Since then, John has donated over £100 million to the Foundation, of which more than £72 million has been given to charitable causes across Africa, Asia and the UK.
Quick facts
The causes
- Water and sanitation
- Mental health
- Young people
The funding
- The Stone Family Foundation
The takeaways
- When you’re starting out, ask for advice – from professional philanthropy services and your peers.
- Choose causes where you can have the greatest impact.
The journey
Q: What led you to set up a foundation?
A: My business background has always been in the financial services sector. I became the main owner of a UK wealth management firm in 1984, after leading its acquisition through an MBO.
After four years, I sold the firm and in 1991 and started a new pan-European business. This was acquired in 2005, as a result of which I had more money than I had ever dreamed of.
My then wife and I sat down to discuss our future. We weren’t interested in a lavish lifestyle and we didn’t think we’d do any favours to our children if we left a fortune either.
At that point, you ask yourself what the other options are. It becomes apparent that the only thing left is to use the money to improve the lives of other people.
So, we set up Stone Family Foundation to do exactly this.
Q: How did you decide which causes to support?
A: When we started our Foundation, we didn’t have specific causes in mind.
So, we did what I would suggest anybody in this situation should do – we took advice. We spoke to an advisor from New Philanthropy Capital who asked us a lot of questions:
- UK or international?
- Emergency support or long-term?
- Fewer causes or more?
She took our answers away and drew up a wonderful pilot portfolio of 10 charitable causes for us to invest in.
The plan was for us to meet each organisation and get to know their work. Then, if we were happy, make a donation to each and track their progress.
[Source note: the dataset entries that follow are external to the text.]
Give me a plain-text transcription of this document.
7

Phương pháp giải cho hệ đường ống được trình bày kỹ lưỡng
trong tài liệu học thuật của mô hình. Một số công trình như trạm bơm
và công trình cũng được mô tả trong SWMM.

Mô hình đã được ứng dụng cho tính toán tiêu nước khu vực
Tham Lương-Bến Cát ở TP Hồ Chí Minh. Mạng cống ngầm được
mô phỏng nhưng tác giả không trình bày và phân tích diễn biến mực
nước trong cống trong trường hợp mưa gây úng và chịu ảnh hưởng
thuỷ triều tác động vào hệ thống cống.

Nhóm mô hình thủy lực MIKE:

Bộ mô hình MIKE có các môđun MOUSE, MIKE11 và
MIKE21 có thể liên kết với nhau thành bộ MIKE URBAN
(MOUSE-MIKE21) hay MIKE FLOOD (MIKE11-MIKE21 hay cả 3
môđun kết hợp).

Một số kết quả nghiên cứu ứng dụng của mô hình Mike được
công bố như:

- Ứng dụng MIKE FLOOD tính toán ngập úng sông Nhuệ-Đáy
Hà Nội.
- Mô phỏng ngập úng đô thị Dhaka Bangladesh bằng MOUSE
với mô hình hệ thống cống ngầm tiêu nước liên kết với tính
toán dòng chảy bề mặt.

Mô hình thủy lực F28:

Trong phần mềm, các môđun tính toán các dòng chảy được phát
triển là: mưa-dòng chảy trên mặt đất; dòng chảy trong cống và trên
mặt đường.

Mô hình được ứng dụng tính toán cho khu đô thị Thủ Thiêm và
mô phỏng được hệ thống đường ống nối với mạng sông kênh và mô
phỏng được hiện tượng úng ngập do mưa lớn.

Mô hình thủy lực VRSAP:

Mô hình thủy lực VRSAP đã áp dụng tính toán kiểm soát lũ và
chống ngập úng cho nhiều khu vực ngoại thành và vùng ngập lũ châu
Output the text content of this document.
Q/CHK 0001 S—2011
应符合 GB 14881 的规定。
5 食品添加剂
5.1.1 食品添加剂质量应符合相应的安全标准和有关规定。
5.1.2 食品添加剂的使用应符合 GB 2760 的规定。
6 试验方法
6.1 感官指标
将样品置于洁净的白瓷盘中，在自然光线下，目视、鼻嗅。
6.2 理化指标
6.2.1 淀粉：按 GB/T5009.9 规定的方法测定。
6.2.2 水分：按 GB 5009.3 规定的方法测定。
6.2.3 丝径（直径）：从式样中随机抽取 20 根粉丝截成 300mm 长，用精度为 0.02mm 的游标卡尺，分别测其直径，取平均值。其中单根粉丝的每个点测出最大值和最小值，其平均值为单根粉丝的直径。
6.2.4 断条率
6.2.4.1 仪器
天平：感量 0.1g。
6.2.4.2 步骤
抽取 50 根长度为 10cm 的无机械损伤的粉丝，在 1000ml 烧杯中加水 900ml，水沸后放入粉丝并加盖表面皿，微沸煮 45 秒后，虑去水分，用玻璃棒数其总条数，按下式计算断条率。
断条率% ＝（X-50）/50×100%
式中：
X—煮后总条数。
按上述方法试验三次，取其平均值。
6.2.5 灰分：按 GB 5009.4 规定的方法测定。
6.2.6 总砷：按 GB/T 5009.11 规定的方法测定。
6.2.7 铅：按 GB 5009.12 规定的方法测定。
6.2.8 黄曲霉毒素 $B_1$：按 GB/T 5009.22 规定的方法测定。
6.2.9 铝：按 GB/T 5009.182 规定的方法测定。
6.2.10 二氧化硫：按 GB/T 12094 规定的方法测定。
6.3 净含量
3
Once the projects were up and running, we went to visit them all. The good news is that none disappointed; they had all been incredibly well researched.
We ultimately decided to focus predominately on water and sanitation, where we felt we could have the greatest impact.
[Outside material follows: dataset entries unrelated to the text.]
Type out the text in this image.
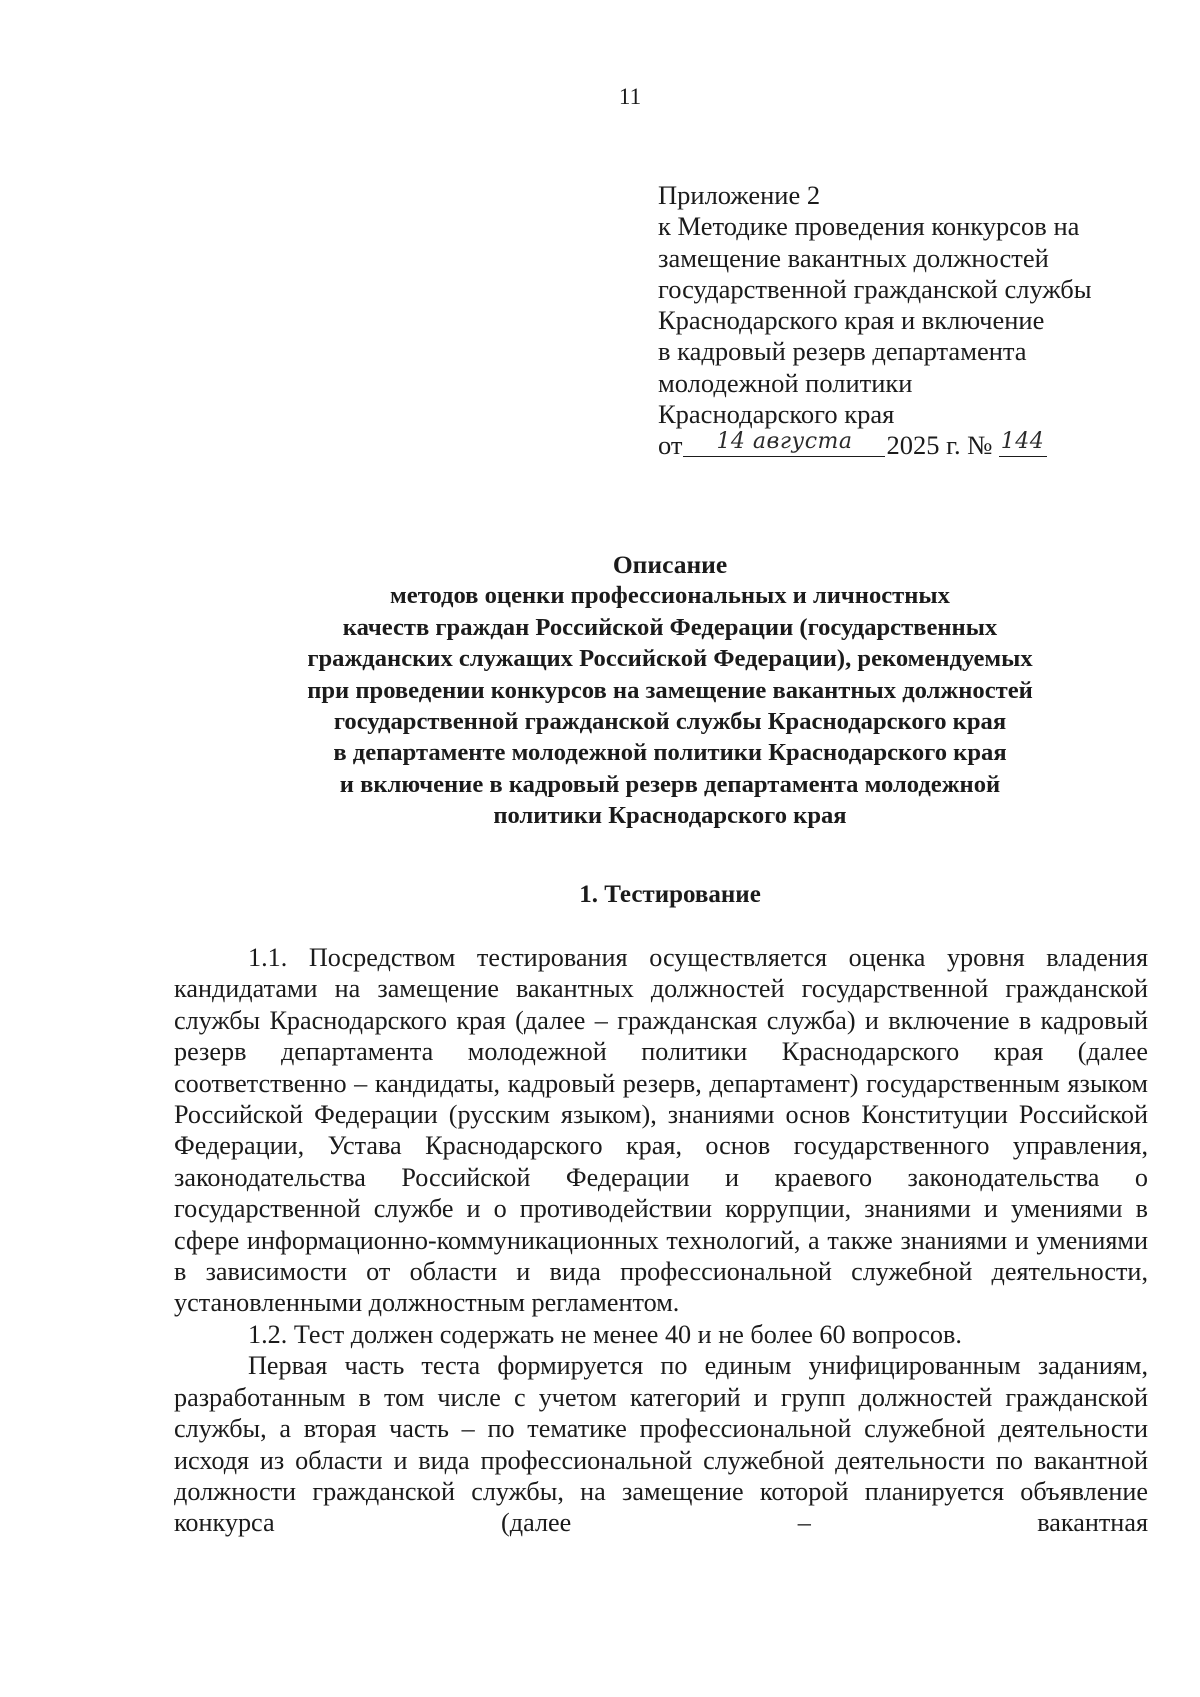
11
Приложение 2
к Методике проведения конкурсов на
замещение вакантных должностей
государственной гражданской службы
Краснодарского края и включение
в кадровый резерв департамента
молодежной политики
Краснодарского края
от	14 августа	2025 г. № 144
Описание
методов оценки профессиональных и личностных
качеств граждан Российской Федерации (государственных
гражданских служащих Российской Федерации), рекомендуемых
при проведении конкурсов на замещение вакантных должностей
государственной гражданской службы Краснодарского края
в департаменте молодежной политики Краснодарского края
и включение в кадровый резерв департамента молодежной
политики Краснодарского края
1. Тестирование

1.1. Посредством тестирования осуществляется оценка уровня владения кандидатами на замещение вакантных должностей государственной гражданской службы Краснодарского края (далее – гражданская служба) и включение в кадровый резерв департамента молодежной политики Краснодарского края (далее соответственно – кандидаты, кадровый резерв, департамент) государственным языком Российской Федерации (русским языком), знаниями основ Конституции Российской Федерации, Устава Краснодарского края, основ государственного управления, законодательства Российской Федерации и краевого законодательства о государственной службе и о противодействии коррупции, знаниями и умениями в сфере информационно-коммуникационных технологий, а также знаниями и умениями в зависимости от области и вида профессиональной служебной деятельности, установленными должностным регламентом.

1.2. Тест должен содержать не менее 40 и не более 60 вопросов.

Первая часть теста формируется по единым унифицированным заданиям, разработанным в том числе с учетом категорий и групп должностей гражданской службы, а вторая часть – по тематике профессиональной служебной деятельности исходя из области и вида профессиональной служебной деятельности по вакантной должности гражданской службы, на замещение которой планируется объявление конкурса (далее – вакантная
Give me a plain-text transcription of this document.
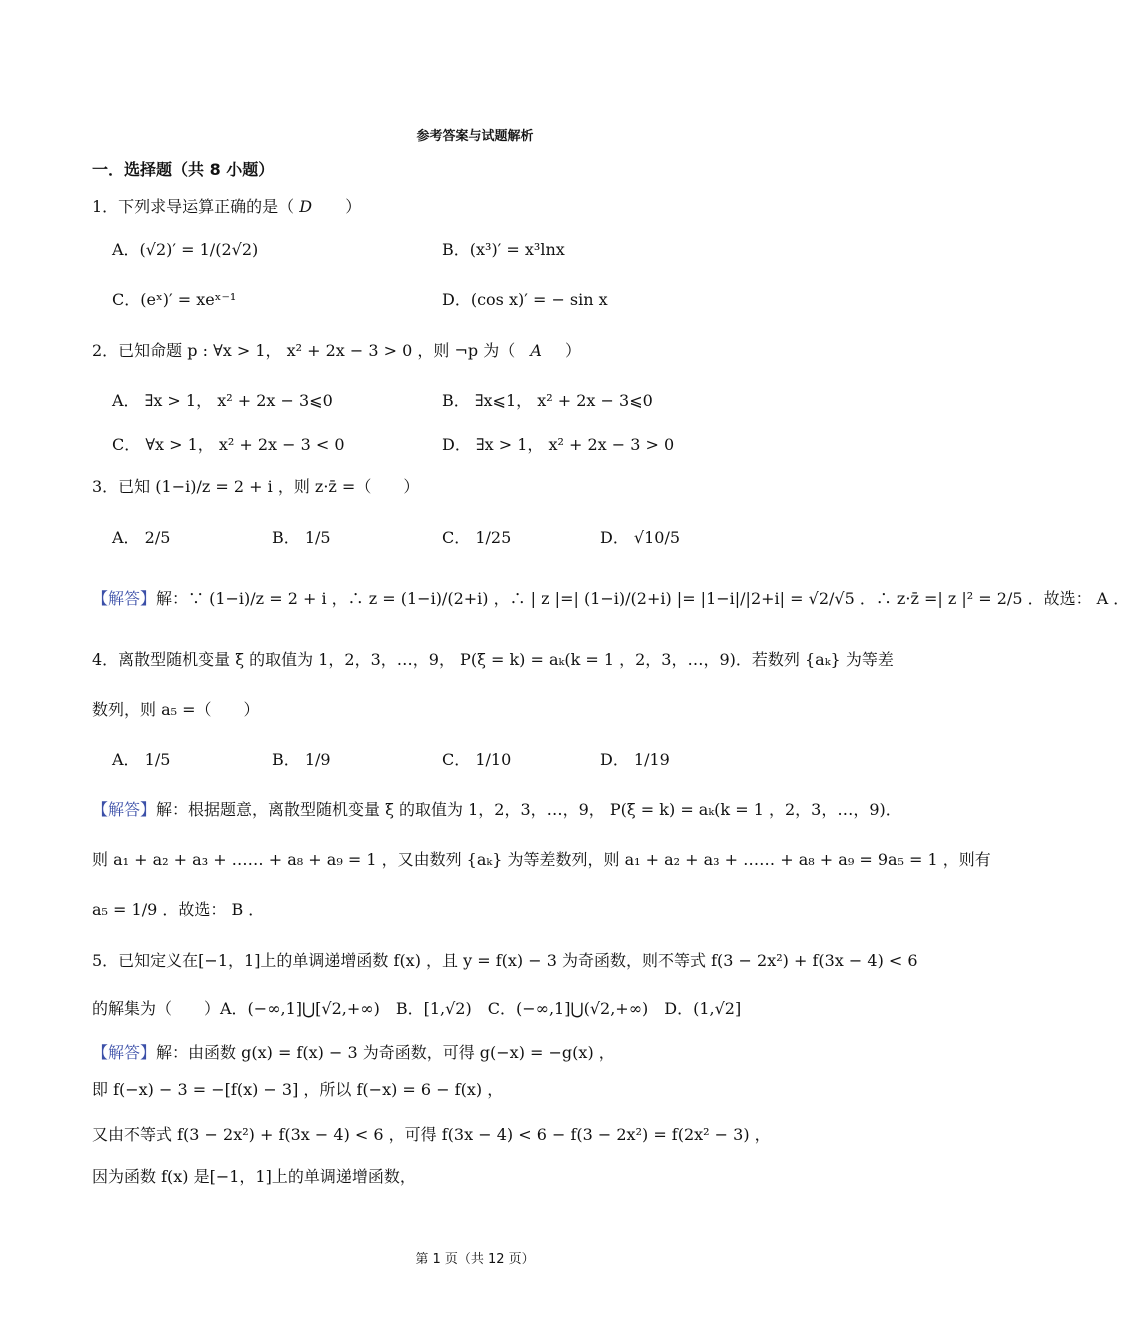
参考答案与试题解析
一．选择题（共 8 小题）
1．下列求导运算正确的是（ D ）
A．(√2)′ = 1/(2√2)	B．(x³)′ = x³lnx
C．(eˣ)′ = xeˣ⁻¹	D．(cos x)′ = − sin x
2．已知命题 p : ∀x > 1， x² + 2x − 3 > 0 ，则 ¬p 为（ A ）
A． ∃x > 1， x² + 2x − 3⩽0	B． ∃x⩽1， x² + 2x − 3⩽0
C． ∀x > 1， x² + 2x − 3 < 0	D． ∃x > 1， x² + 2x − 3 > 0
3．已知 (1−i)/z = 2 + i ，则 z·z̄ =（　　）
A． 2/5	B． 1/5	C． 1/25	D． √10/5
【解答】解：∵ (1−i)/z = 2 + i ，∴ z = (1−i)/(2+i) ，∴ | z |=| (1−i)/(2+i) |= |1−i|/|2+i| = √2/√5 ．∴ z·z̄ =| z |² = 2/5 ．故选： A ．
4．离散型随机变量 ξ 的取值为 1，2，3，…，9， P(ξ = k) = aₖ(k = 1 ，2，3，…，9)．若数列 {aₖ} 为等差
数列，则 a₅ =（　　）
A． 1/5	B． 1/9	C． 1/10	D． 1/19
【解答】解：根据题意，离散型随机变量 ξ 的取值为 1，2，3，…，9， P(ξ = k) = aₖ(k = 1 ，2，3，…，9)．
则 a₁ + a₂ + a₃ + …… + a₈ + a₉ = 1 ，又由数列 {aₖ} 为等差数列，则 a₁ + a₂ + a₃ + …… + a₈ + a₉ = 9a₅ = 1 ，则有
a₅ = 1/9 ．故选： B ．
5．已知定义在[−1，1]上的单调递增函数 f(x) ，且 y = f(x) − 3 为奇函数，则不等式 f(3 − 2x²) + f(3x − 4) < 6
的解集为（　　）A．(−∞,1]⋃[√2,+∞)　B．[1,√2)　C．(−∞,1]⋃(√2,+∞)　D．(1,√2]
【解答】解：由函数 g(x) = f(x) − 3 为奇函数，可得 g(−x) = −g(x) ，
即 f(−x) − 3 = −[f(x) − 3] ，所以 f(−x) = 6 − f(x) ，
又由不等式 f(3 − 2x²) + f(3x − 4) < 6 ，可得 f(3x − 4) < 6 − f(3 − 2x²) = f(2x² − 3) ，
因为函数 f(x) 是[−1，1]上的单调递增函数，
第 1 页（共 12 页）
At the initiative of one of our children, we also set up a portfolio in the UK which addresses both mental health issues and disadvantaged young people.
Approach to funding
We occupy a unique position in being able to provide risk capital to catalyse pilots schemes. Our role is to help initiatives go from ‘pilot’ to ‘scale-up.’
Once an enterprise successfully scales-up, the risk for larger funders has been mitigated. At this stage, we attract risk-averse funders with deeper pockets to replace us.
In terms of approaches, we provide whatever funding is appropriate for the situation. This varies from grant-funding, to debt, to equity.
One of our biggest successes was to develop the first ever Development Impact Bond alongside U.S Aid. For this, we provided the capital upfront to begin a development programme. As the programme’s targets were achieved, our capital was paid back by U.S Aid.
The idea was to enable a large funder to pay for a development programme without taking on risk. It was a ‘no win, no fee’ approach for a risk-averse funder, because Stone Family Foundation would have underwritten the cost, should the programme have failed.
We also fund other projects through Royalty Revenue, where the percentage of repayment is based on the revenue of the project, rather than on fixed interest rates.
Advice for philanthropists
In some cases, people have a particular cause they are keen to support, and that’s great. They can pursue the cause, speak to charities and carry out due diligence on their own or with a partner organisation.
But for those who don’t know what they want to fund, the simple answer is to take advice. Take advice from professional philanthropy services and take advice from peers who have gone through the same journey. Learn about their successes, their failures.
There are many people in my position who are quite happy to spend an hour or two with others to help guide them on their journey. It’s all about taking the first step to get the ball rolling.